Investment banking: Wall Street hits Riyadh
Riyadh, October 8, 2007
Saudis have got used to the sight of the cream of Wall Street beating a path to Riyadh’s door.
Over the past couple of months, Merrill Lynch and Bear Stearns have joined the Goldman Sachs, Morgan Stanley, Credit Suisse and Deutsche Bank in the front rank of investment banking heavyweights setting up shop in the kingdom.
The influx has gained traction following a July 31 deadline set by the Capital Market Authority (CMA) for commercial banks to shift their investment banking operations into separate institutions and receive individual licences for brokerage, asset management, custodial services, advisory services and securities arranging.
Regional players such as Addax Investment Bank, Shuaa Capital and Rasmala Investments have also elbowed their way into the Saudi market, in the pursuit of potentially lucrative investment banking opportunities.
In mid-July, NCB Capital, the newly formed investment services and asset management arm of National Commercial Bank (NCB) – in association with Wall Street’s biggest hitter, Goldman Sachs - began operations.
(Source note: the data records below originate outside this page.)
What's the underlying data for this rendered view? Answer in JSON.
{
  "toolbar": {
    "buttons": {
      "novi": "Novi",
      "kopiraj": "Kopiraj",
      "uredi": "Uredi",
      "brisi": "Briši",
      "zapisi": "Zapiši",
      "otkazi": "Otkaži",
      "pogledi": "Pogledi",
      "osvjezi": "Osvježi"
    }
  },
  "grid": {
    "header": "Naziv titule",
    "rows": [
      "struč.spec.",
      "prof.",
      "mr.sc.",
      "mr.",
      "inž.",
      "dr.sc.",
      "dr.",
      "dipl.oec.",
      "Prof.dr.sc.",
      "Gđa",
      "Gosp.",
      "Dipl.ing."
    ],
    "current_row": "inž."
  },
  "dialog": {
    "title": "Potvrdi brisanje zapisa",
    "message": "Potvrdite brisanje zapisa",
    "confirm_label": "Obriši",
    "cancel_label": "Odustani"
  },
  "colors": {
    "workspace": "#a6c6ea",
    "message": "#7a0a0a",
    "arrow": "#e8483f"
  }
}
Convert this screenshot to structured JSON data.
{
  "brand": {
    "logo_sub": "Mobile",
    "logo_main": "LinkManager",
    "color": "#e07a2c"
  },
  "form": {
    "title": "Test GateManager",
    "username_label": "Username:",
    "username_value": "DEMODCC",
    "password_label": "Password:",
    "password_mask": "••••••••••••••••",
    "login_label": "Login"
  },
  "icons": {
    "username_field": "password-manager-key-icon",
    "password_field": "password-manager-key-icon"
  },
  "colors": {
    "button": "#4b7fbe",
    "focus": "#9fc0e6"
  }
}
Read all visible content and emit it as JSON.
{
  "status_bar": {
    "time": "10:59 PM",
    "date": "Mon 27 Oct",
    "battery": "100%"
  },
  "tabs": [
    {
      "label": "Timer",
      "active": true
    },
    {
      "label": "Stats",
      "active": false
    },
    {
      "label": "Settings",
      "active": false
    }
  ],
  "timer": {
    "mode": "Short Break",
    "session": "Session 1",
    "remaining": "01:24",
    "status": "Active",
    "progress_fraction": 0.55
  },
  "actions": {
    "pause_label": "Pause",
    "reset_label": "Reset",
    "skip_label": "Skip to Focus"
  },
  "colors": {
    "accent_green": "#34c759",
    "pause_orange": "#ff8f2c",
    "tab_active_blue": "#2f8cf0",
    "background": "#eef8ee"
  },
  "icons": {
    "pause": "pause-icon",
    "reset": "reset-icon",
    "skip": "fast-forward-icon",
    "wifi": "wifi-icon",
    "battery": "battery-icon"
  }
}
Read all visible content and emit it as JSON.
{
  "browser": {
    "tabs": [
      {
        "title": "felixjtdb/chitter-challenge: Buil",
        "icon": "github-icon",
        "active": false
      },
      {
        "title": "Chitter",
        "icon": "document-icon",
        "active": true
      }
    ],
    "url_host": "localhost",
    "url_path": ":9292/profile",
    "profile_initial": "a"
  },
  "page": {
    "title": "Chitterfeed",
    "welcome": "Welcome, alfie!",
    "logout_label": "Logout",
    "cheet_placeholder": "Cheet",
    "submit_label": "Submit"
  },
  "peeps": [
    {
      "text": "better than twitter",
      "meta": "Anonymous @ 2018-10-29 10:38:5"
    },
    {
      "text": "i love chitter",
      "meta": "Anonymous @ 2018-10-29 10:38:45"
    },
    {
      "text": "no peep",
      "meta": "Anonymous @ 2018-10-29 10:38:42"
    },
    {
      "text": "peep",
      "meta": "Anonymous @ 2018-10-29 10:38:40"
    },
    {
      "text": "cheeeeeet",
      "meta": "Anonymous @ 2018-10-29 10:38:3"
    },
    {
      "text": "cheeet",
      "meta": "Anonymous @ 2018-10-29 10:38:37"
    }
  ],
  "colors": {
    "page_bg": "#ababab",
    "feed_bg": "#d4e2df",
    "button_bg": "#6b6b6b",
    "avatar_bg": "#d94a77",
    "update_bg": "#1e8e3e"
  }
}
NCB Capital is the first investment subsidiary of a local bank to be licensed by the CMA under the terms of its mandate that forces all banks in the kingdom to separate their investment, brokerage and asset management activities from their commercial banking operations.
The flurry of activity should help to reduce volatility on the stock market and inject much greater know-how and expertise into the corporate advisory, project finance and asset management sectors in the kingdom.
The new players have set themselves the task of rewriting the Saudi banking rulebook. Suitcase bankers are likely to be left in the slipstream, particularly by the larger clients who like the idea of tapping into the formidable resources of a Goldman Sachs or a Merrill Lynch.
But the Saudi footprints sought by the Wall Street banks still raise as many questions as they do answers. Even leaving aside the major correction seen in the Saudi market that saw some $500 billion of market cap lost over the past 18 months, local pickings still look too slim to get the bulge bracket banks’ juices flowing.
“HSBC, which has been there a long time, has tied up most of the big opportunities,” says the head of research at a leading regional investment house. “It will be more difficult to make the kind of money they’re thinking about.”
Most Saudi firms are held by a tightly guarded web of business families who aren’t in a particular hurry to flog them to the highest bidder. The local view is that the investment banks are scouting around to pick up a nice line of corporate finance work. Saudi sceptics believe that the major global investment banks are intent on sucking in as much Gulf capital as they can to plough into assets back home.
Nevertheless, the local economy is buoyant and smaller entrants may struggle to compete with the expertise and flush balance sheets of the major investment banks, in the hunt for IPO advisory work.
The new entrants will nevertheless find the going tough, given that the level of trading has waned substantially in the past 20 months. Those simply aiming to offer brokerage or mutual funds are unlikely to drum up the sufficient volume of business to make it worthwhile. Those offering a wider suite of services – from IPOs through M&A advisory to project financings -- will have better opportunities in the medium-to long-term. The kingdom’s nascent debt markets may provide some rich picking in terms of fee income, for example in structuring sukuks.
Investors who have been burned by the Saudi stock market’s rollercoaster ride may also prefer to seek out professional asset managers. Mutual funds only make up 5 per cent of market capitalisation, representing a potentially lucrative growth area for investment banks.